I spent some time looking through other soil test results with the farmer. We soon discovered that his soil test results had a range of over 30 lb/acre nitrate-N across his fields. For each 10 lb/acre nitrate-N found in the soil nitrate test, it can save $5.00/acre in fertilizer costs at current urea prices. The cost of soil testing was easily covered with the nitrogen fertilizer savings alone. As a bonus, the farmer gained valuable knowledge about other soil nutrients such as phosphorus, potassium, sulfur, zinc, etc.

I also know some people try to utilize local average soil test values in their fertilizer rate calculations. I always caution people because there is a lot of variability behind that average value. For example, one local zip code area has 40% of soil samples after wheat between 21 to 40 lb/acre nitrate-N (0-24 inch).

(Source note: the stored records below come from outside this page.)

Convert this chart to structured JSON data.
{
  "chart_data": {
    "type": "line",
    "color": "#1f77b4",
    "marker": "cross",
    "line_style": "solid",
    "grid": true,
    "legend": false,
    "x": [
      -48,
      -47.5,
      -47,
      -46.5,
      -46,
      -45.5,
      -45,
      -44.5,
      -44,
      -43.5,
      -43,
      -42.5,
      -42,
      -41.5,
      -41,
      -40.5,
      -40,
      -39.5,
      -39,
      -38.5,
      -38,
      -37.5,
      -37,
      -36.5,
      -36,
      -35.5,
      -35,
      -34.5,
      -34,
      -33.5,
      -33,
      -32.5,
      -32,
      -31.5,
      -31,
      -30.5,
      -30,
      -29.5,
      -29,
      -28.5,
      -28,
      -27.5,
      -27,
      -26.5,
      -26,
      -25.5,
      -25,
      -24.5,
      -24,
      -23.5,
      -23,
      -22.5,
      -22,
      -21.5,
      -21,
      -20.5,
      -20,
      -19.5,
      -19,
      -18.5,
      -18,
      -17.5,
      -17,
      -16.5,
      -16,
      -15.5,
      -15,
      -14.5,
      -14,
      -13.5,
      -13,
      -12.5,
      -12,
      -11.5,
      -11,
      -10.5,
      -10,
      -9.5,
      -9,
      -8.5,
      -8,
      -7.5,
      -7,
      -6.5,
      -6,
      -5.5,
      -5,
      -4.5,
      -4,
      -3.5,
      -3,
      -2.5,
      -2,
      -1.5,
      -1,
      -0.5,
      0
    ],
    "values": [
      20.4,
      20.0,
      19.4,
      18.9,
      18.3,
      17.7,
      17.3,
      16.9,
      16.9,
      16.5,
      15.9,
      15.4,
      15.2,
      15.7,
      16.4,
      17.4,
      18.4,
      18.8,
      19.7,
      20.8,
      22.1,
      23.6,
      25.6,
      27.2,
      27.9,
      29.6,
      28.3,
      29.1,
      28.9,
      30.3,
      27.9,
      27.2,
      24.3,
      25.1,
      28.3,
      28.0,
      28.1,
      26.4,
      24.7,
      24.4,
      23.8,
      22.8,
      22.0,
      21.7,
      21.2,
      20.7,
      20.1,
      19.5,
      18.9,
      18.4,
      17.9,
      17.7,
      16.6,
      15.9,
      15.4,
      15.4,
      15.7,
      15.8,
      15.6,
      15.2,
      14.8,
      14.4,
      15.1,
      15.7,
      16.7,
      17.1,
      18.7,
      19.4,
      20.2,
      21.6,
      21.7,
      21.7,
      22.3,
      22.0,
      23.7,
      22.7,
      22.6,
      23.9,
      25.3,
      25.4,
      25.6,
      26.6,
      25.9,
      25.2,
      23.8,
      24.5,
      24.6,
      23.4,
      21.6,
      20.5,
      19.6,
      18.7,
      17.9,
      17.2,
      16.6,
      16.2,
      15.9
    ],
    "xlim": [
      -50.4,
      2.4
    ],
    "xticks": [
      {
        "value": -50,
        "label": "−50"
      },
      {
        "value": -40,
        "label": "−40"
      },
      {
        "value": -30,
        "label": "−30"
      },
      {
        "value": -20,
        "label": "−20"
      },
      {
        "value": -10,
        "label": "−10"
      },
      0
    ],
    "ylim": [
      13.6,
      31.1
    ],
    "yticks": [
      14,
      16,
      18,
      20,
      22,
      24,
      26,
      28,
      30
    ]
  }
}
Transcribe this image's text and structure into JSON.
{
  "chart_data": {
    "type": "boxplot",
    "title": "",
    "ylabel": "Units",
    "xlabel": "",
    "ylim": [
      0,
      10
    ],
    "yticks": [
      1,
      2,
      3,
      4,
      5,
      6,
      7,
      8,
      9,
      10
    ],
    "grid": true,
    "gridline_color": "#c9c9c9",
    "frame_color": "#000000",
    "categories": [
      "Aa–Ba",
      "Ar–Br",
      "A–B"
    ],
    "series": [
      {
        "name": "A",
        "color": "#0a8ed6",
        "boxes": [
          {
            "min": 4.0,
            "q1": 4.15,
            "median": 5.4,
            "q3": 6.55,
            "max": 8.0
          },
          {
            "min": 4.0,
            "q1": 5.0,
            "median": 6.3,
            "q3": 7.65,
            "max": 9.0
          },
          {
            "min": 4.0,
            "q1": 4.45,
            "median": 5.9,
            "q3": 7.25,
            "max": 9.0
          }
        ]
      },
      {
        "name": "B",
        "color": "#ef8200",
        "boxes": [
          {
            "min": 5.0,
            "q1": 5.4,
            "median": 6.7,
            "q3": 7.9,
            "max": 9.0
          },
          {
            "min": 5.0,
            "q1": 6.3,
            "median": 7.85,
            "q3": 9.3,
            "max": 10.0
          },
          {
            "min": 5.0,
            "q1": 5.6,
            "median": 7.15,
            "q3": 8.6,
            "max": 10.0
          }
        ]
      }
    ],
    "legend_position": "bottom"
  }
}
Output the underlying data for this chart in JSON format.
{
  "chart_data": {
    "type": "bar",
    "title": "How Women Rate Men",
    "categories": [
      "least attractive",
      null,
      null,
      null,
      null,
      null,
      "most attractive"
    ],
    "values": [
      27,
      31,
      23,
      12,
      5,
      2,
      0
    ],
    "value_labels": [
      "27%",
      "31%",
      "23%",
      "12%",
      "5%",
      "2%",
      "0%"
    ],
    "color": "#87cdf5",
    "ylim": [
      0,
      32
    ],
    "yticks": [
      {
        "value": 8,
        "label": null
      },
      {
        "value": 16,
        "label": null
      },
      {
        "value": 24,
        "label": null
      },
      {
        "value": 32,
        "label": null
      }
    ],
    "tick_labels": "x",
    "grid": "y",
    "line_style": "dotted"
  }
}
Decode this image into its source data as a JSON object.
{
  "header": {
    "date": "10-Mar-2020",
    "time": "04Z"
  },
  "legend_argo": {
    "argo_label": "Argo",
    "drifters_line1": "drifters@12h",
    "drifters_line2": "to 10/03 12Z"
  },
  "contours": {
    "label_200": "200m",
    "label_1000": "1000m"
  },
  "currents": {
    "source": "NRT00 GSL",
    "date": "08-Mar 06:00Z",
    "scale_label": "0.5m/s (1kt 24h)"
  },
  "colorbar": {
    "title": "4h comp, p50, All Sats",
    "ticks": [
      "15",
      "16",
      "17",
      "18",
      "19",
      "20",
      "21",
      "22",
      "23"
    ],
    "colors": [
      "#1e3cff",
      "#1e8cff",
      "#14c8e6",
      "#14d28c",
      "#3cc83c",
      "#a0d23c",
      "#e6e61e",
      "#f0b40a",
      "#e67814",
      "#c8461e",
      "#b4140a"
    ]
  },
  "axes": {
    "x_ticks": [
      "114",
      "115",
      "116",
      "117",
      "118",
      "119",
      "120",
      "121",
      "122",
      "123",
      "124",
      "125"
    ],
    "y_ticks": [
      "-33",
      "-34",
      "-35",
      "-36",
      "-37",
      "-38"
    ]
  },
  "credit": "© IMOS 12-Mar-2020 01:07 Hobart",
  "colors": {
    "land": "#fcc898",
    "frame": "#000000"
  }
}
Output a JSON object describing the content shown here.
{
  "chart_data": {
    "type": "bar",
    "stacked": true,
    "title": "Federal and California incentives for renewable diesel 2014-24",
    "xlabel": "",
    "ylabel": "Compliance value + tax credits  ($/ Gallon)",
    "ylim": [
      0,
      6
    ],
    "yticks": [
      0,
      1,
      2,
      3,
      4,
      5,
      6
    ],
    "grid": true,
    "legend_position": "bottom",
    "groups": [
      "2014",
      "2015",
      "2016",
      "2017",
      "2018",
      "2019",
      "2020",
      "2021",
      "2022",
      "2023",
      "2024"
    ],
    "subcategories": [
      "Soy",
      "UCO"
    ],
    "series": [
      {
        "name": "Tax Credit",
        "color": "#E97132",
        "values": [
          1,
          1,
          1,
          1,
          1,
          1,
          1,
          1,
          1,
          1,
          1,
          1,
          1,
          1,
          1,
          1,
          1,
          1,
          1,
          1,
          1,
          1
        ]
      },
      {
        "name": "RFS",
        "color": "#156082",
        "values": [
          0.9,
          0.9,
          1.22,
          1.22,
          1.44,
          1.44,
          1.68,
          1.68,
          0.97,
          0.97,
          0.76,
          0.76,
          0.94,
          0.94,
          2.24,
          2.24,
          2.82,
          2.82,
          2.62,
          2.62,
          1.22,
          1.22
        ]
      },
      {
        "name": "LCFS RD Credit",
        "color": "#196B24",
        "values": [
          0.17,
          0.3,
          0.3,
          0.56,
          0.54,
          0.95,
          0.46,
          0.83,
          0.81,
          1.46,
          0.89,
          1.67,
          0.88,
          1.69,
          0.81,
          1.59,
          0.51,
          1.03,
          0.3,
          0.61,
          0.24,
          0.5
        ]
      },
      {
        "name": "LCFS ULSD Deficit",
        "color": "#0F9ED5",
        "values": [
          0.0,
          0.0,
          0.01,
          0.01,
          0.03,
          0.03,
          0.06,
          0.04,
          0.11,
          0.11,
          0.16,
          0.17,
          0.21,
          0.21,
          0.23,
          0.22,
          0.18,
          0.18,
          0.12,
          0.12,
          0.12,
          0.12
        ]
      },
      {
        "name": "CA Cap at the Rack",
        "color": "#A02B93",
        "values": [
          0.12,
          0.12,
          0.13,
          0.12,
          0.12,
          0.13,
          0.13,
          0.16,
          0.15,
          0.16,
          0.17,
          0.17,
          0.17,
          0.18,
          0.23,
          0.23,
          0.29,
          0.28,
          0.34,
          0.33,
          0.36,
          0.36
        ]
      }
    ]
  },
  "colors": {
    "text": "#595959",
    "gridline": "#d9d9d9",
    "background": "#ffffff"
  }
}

Another 40% of soil samples has over 40 lb/acre nitrate-N remaining. For 2 in 5 fields, there is another $25 to 55/acre in fertilizer nitrogen savings to be revealed though a soil test compared to the local average. Another 1 in 5 fields requires 20 lb/acre MORE nitrogen fertilizer than the local average would imply; the cost of underapplying is more expensive than overapplying because you also lose crop yield. If you had 5 fields and only used the local average, you’d get the right fertilizer rate on 2 fields, overapply on 2 fields, and underapply on 1 field. The variability is where the risk lies.

I do not know about you, but I would be that guy who picks up the $5 bill on the street every time. Soil nitrate testing is a smart investment that helps me know that I am applying the right nitrogen rate to maximize crop yield and profitability without undue risk to the environment.